You Have to Water the Plant
by Leland Stowe
For the things I believe in, I must give a reporter’s answer. Like everyone else, it’s out of my own experience. For twenty-four years I’ve been up to my neck in the world’s troubles; meeting people in dozens of foreign countries; watching other nations drift into war—and America too. It’s convinced me that one of the most important things in life, for every one of us, is understanding—trying to see the other fellow’s point of view. I’ve often thought: If I could really put myself in the other person’s shoes, see things the way he sees them, feel what he feels, how much more tolerant and fair I’d be.

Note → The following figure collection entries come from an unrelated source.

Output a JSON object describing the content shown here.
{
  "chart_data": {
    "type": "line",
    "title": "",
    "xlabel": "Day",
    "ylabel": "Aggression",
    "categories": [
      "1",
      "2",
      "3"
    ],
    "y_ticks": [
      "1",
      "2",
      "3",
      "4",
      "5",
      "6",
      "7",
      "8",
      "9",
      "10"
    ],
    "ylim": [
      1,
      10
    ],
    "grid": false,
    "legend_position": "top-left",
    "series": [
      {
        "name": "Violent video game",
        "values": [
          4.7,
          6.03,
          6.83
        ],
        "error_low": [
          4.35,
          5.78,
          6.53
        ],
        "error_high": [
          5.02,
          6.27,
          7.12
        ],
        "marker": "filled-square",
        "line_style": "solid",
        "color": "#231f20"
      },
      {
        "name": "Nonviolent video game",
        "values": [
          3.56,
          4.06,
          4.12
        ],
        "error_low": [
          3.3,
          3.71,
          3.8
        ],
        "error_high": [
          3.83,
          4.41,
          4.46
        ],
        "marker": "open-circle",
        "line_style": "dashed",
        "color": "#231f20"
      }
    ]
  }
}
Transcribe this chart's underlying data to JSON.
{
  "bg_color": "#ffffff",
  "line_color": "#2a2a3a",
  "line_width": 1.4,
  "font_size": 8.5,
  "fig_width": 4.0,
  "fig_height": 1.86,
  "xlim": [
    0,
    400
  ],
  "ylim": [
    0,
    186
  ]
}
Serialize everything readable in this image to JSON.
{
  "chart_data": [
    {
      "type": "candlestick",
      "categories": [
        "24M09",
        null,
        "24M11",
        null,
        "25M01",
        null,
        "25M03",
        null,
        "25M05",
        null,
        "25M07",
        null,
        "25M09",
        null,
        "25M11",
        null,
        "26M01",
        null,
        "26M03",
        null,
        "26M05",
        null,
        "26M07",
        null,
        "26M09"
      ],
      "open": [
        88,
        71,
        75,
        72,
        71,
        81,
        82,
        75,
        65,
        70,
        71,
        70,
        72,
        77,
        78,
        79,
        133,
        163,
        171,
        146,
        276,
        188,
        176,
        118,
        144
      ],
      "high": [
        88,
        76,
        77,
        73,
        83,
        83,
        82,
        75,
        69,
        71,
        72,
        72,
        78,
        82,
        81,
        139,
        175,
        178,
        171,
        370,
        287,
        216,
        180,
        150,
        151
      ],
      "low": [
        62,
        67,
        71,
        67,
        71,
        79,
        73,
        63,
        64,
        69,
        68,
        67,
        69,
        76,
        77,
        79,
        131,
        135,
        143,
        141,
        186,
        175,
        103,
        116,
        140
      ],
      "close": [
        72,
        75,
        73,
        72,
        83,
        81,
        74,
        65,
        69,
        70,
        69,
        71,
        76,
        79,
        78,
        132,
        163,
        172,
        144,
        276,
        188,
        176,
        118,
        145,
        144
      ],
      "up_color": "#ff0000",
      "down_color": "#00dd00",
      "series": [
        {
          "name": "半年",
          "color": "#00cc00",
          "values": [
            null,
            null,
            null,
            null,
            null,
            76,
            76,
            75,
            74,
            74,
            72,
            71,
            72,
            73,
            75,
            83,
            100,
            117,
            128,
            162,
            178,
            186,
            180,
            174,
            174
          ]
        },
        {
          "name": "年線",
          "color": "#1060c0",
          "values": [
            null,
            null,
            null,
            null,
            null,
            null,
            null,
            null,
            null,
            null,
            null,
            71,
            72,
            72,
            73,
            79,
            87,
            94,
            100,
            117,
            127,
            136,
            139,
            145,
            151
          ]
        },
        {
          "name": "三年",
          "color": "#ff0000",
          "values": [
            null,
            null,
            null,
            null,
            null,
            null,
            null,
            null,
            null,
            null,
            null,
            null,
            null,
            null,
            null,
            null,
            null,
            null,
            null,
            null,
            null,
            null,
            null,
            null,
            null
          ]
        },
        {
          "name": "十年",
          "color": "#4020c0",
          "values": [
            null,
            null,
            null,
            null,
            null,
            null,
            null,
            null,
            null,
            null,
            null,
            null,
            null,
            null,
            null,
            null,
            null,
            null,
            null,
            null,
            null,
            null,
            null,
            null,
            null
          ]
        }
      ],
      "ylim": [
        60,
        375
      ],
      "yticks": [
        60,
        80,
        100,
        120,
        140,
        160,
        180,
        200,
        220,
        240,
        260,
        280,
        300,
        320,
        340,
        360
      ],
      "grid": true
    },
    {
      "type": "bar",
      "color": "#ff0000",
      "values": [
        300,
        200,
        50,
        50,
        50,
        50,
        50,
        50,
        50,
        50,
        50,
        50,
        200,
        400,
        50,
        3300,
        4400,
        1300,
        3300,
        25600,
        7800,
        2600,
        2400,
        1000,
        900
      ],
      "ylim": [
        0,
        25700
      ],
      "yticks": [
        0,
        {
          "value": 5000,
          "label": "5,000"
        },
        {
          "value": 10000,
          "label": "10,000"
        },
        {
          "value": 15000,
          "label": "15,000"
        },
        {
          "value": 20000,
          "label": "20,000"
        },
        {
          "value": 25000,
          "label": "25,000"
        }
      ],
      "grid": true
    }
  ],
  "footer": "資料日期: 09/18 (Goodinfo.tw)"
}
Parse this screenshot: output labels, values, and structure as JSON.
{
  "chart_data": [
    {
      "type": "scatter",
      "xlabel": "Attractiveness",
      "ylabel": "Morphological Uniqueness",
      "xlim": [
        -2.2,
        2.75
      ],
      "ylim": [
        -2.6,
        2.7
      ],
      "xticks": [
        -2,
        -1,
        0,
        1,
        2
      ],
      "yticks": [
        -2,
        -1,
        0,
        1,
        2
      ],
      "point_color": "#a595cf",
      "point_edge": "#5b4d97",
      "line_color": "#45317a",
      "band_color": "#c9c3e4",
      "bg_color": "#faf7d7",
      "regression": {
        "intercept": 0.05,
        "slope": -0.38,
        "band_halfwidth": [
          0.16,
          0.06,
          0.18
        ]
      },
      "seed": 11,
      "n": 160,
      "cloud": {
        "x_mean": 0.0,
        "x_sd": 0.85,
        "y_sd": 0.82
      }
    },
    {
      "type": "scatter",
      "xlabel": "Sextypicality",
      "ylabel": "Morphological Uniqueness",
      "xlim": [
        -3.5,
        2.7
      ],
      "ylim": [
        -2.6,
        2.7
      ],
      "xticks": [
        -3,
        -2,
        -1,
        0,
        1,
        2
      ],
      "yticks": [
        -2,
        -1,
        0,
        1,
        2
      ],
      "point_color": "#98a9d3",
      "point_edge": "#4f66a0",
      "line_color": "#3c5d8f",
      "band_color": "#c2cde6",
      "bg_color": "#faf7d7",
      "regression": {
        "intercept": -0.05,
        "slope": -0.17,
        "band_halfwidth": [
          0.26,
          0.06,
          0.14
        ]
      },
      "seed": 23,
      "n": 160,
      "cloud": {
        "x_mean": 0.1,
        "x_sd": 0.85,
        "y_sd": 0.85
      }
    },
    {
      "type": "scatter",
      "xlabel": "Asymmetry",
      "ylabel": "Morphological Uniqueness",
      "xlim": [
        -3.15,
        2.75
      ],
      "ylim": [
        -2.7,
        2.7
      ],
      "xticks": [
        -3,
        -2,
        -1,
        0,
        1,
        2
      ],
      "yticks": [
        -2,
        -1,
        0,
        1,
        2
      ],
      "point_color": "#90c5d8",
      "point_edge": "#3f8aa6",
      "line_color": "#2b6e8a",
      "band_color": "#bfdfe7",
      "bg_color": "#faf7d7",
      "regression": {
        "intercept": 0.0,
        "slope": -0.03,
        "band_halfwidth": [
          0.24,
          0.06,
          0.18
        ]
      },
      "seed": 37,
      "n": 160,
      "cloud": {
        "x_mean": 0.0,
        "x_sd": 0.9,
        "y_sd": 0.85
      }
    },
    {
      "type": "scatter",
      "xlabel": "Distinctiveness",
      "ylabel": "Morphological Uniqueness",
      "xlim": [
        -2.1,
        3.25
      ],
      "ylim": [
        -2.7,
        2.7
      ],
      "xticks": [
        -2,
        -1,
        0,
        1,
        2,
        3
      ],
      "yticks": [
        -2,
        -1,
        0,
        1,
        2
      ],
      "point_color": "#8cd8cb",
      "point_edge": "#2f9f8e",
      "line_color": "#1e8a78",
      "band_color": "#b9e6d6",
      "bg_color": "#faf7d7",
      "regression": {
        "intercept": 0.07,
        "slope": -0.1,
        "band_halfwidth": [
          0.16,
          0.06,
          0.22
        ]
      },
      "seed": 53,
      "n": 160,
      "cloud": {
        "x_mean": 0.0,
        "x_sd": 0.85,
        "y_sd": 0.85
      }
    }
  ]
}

I remember, back in the twenties, the bitter arguments between Europeans and Americans about reducing the war debts. I had to explain what the Europeans felt, and why. I learned then that there’s almost always some right, and some wrong, on both sides. We didn’t think enough about ours. When lack of understanding becomes pronounced, it leads to hatred and war. But it’s like that in our daily life, too. If I talk disparagingly about any racial group, I promote hatred—dissension in our society. I haven’t thought how I would feel if I belonged to that group.
In Berlin I saw Hitler’s thugs beating up helpless Jews. Then, back home, sometimes I heard people say: “Well, it’s their affair.” They forgot that freedom and fair play belong to all human beings—not to lucky Americans only. They forgot that people are people—of whatever creed, color, or nationality. I remember the poor Spanish and Greek peasants who shared their bread and cheese with me—all they had; the old Russian woman who made me take her bed, while she slept on the floor. So many simple people who couldn’t speak my language but spoke with their hearts.
One of the happiest things in my life is this: My best friends are like a roster of the United Nations—Europeans, Asians, Latin Americans, North Americans—just people, from all over the world. The best part is discovering how much we have in common; the constant reminder that friendship has no national barriers, the knowledge that all kinds of people really can understand each other.
We all have to live in this world, but we are all a mixture of good and bad. But I’ve found more of the good than the bad in most people—in every country. I think you only have to look— Understanding is a flower blossoming. But you have to water the plant. Then, when it blossoms, what a wonderful feeling! You feel that way when you make a new friend. I guess understanding really is charity and love. I know it gives a new meaning to our lives. When I die, I wish people might say: “He helped people to understand each other better.” Of course, I often fail. But just trying makes living seem worthwhile.